After all, who has the time today, not to mention the oven space, to whip up three sides, homemade applesauce, a 20-pound turkey and several pies while watching the Thanksgiving Day parade? Wonder Woman doesn’t live here anymore.

So we polled a few of our friends and neighbors to find out how they get it all done without (appearing to) break a sweat. Here’s what they had to say.

Think you have to wait for the turkey to roast on the big day before starting your gravy? Not so, says Debby, a skilled home cook.
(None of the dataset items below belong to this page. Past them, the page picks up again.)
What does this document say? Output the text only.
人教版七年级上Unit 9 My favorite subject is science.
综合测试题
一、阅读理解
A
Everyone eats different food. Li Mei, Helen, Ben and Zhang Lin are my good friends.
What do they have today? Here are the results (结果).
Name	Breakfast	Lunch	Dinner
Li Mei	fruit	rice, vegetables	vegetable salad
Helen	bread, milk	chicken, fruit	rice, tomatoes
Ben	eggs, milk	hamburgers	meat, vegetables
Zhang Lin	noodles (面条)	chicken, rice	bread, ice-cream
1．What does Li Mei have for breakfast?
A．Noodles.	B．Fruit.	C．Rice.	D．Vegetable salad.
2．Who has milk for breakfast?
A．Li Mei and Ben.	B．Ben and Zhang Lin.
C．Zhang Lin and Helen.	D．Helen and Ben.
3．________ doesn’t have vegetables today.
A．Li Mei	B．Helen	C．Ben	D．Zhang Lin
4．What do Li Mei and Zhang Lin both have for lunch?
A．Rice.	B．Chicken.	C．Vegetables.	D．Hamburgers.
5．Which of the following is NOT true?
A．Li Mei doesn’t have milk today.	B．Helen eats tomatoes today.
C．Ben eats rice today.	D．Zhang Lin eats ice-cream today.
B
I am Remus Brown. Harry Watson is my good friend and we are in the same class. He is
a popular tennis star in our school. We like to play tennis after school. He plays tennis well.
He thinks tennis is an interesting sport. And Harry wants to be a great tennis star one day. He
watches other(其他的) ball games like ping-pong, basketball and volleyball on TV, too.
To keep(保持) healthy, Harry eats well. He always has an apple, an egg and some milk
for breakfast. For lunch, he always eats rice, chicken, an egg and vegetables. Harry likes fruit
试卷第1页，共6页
Here’s her time-saving suggestion: A few weeks before Thanksgiving, tosses a couple of turkey wings on a low-sided baking sheet with two carrots roughly chopped and an onion cut in half and roasts the trio at 450 degrees for 45 minutes or until golden brown. Next she puts the wings in a four-quart pot with flat leaf parsley, one bay leaf and enough low-sodium chicken broth and water to cover it all and cooks the broth (skimming occasionally). Cook for two to three hours, skim, strain and cool. The stock can then be frozen until Thanksgiving morning, and you can proceed to make gravy, adding the pan drippings from your bird, some butter and flour to thicken slightly and minced shallots to taste.

Naomi is what you might call a Thanksgiving aficionado. Not only does she bring the side dishes to her sister-in-law’s house on Thanksgiving, she also entertains her own large and extended family on the day after Thanksgiving. These two cooking days require much advance planning, which she considers essential, since on those two days she usually prepares only one last-minute dish. Everything else is done ahead. Sometimes that means making, frying and freezing corn fritters, which are given a last-minute whirl in the oven when the guests arrive.

Pumpkin soup is a family favorite that can be made ahead of time. This year, however, a sweet potato gnocchi is being given some consideration if it can be made ahead of time without losing flavor or texture. The cranberry relish is made by her father, who sticks by an old family recipe that includes chilling it outside in the snow. As for desserts, the last time she served pies, subcontracted the pie-making part of the process to her neighbor. The chiffonade of Brussels sprouts is one of those dishes she waits until the last minute to prepare.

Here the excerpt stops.